Willkommen auf der Internetseite der Initiative Moorburgtrasse-stoppen.
Die Verhinderung der von Vattenfall geplanten Fernwärmeleitung vom KoKW Moorburg bis nach HH Altona (die sog. Moorburgtrasse) ist das ursprüngliche Anliegen unserer Initiative gewesen. Diese konnte von einem entschlossenen Bündnis verhindert werden. Ein gleichberechtigtes Anliegen unserer Initiative ist es nun, die Fertigstellung und die Inbetriebnahme des im Bau befindlichen Kohlekraftwerks in Moorburg zu verhindern.
Wir engagieren uns außerdem für eine sozial gerechte, dezentrale und regenerative Energieerzeugung in Hamburg (und weltweit). Wir freuen uns über MitstreiterInnen, Deinen Kommentar auf unserer Seite und auch über Spenden, um unsere bisherige erfolgreiche Kommunikations- und Aktionsarbeit fortsetzen zu können.
Initiative Moorburgtrasse-stoppen

Montag, 22. August 2011

Proteste bei den Cyclassics in der City von Polizei verhindert

Schon am Morgen wurden AktivistInnen von Robin Wood beim Versuch festgenommen ein Protestbanner aufzuhängen. Erst gegen Mittag kamen sie dann wieder frei.
Zwischenzeitlich hatte Olaf Scholz höchst persönlich das Jedermannrennen eröffnet.

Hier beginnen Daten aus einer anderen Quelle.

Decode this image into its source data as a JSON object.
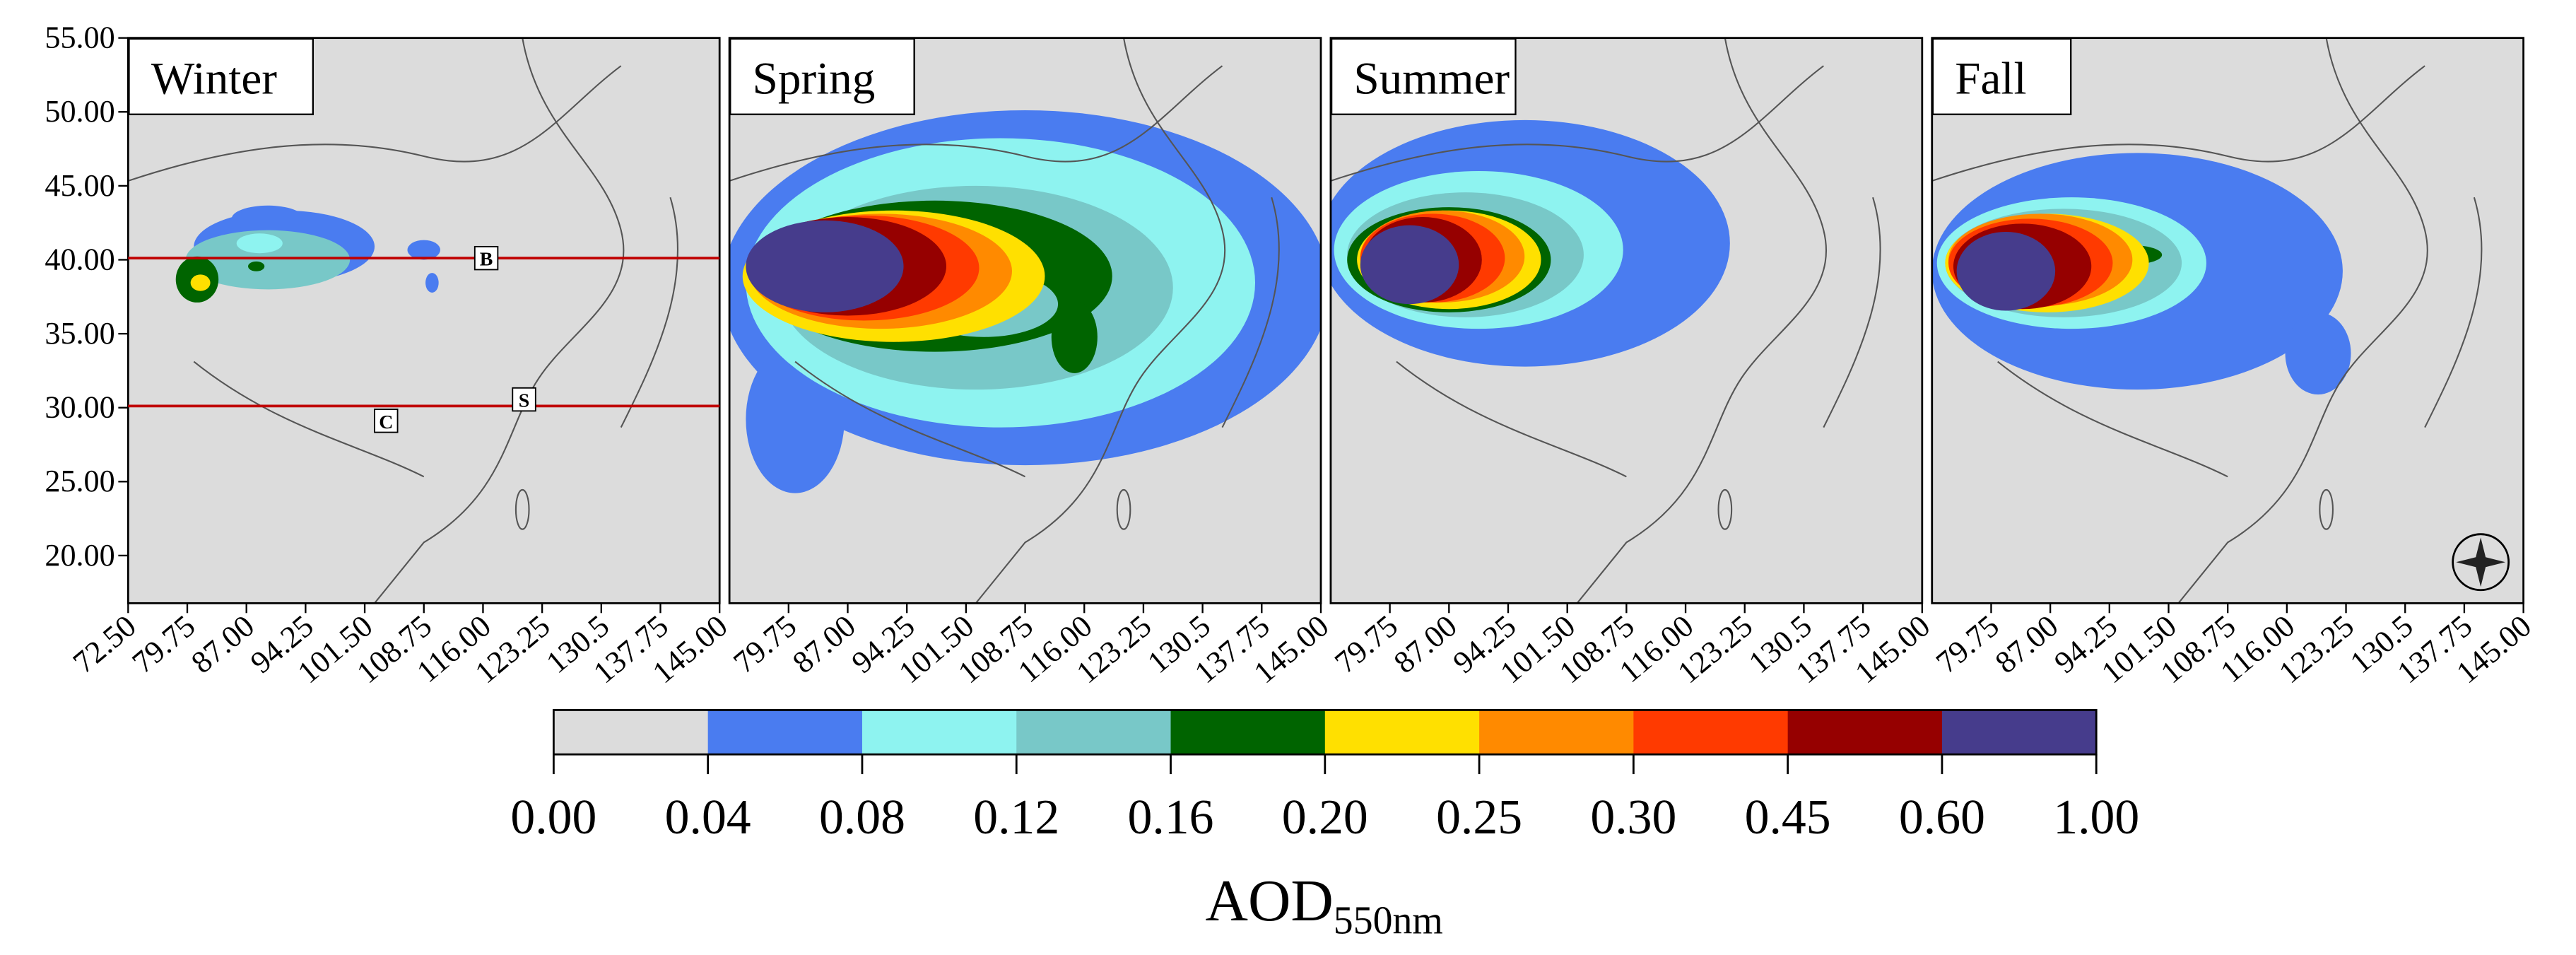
{
  "panels": [
    {
      "title": "Winter",
      "x_ticks": [
        "72.50",
        "79.75",
        "87.00",
        "94.25",
        "101.50",
        "108.75",
        "116.00",
        "123.25",
        "130.5",
        "137.75",
        "145.00"
      ]
    },
    {
      "title": "Spring",
      "x_ticks": [
        "79.75",
        "87.00",
        "94.25",
        "101.50",
        "108.75",
        "116.00",
        "123.25",
        "130.5",
        "137.75",
        "145.00"
      ]
    },
    {
      "title": "Summer",
      "x_ticks": [
        "79.75",
        "87.00",
        "94.25",
        "101.50",
        "108.75",
        "116.00",
        "123.25",
        "130.5",
        "137.75",
        "145.00"
      ]
    },
    {
      "title": "Fall",
      "x_ticks": [
        "79.75",
        "87.00",
        "94.25",
        "101.50",
        "108.75",
        "116.00",
        "123.25",
        "130.5",
        "137.75",
        "145.00"
      ]
    }
  ],
  "y_ticks": [
    "55.00",
    "50.00",
    "45.00",
    "40.00",
    "35.00",
    "30.00",
    "25.00",
    "20.00"
  ],
  "section_labels": [
    "B",
    "C",
    "S"
  ],
  "colorbar": {
    "colors": [
      "#dcdcdc",
      "#4a7cf0",
      "#8ef3f0",
      "#78c8c8",
      "#006400",
      "#ffe000",
      "#ff8a00",
      "#ff3a00",
      "#960000",
      "#463c8c"
    ],
    "ticks": [
      "0.00",
      "0.04",
      "0.08",
      "0.12",
      "0.16",
      "0.20",
      "0.25",
      "0.30",
      "0.45",
      "0.60",
      "1.00"
    ],
    "title": "AOD",
    "title_subscript": "550nm"
  }
}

Am Nachmittag kamen dann zur nicht genehmigten Kundgebung trotzdem einige AktivistInnen zum Gerhard-Hauptmann-Platz. Dort wurden Sie von ca. 100 PolizistInnen bereits erwartet, davon viele in Zivil. Für szenetypisches Aussehen wurde sogleich ein rigoroses Platzverbot verhängt. Dennoch gelang es einigen Kleinstgrüppchen beim Zieleinlauf direkt an der "frontline" zu stehen und auch ein Banner (greenwashing live) und Fahnen (mit Atom- oder CO2- Zeichen) zu zücken. Sekunden später rissen die cops die Dinger jedoch den Leuten aus den Händen. Politische Äußerung war dort strengstens verboten.

Apropos: Auf dem Gerhard - Hauptmann - Platz wäre mal reichlich Platz gewesen für eine Kundgebung. Anders, als von der Versammlungsbehörde als "Grund" für die Ablehnung behauptet befand sich dort keinerlei Rennlogistik, geschweige denn Sanitäterzelte...also alles an den Haaren herbeigezogen.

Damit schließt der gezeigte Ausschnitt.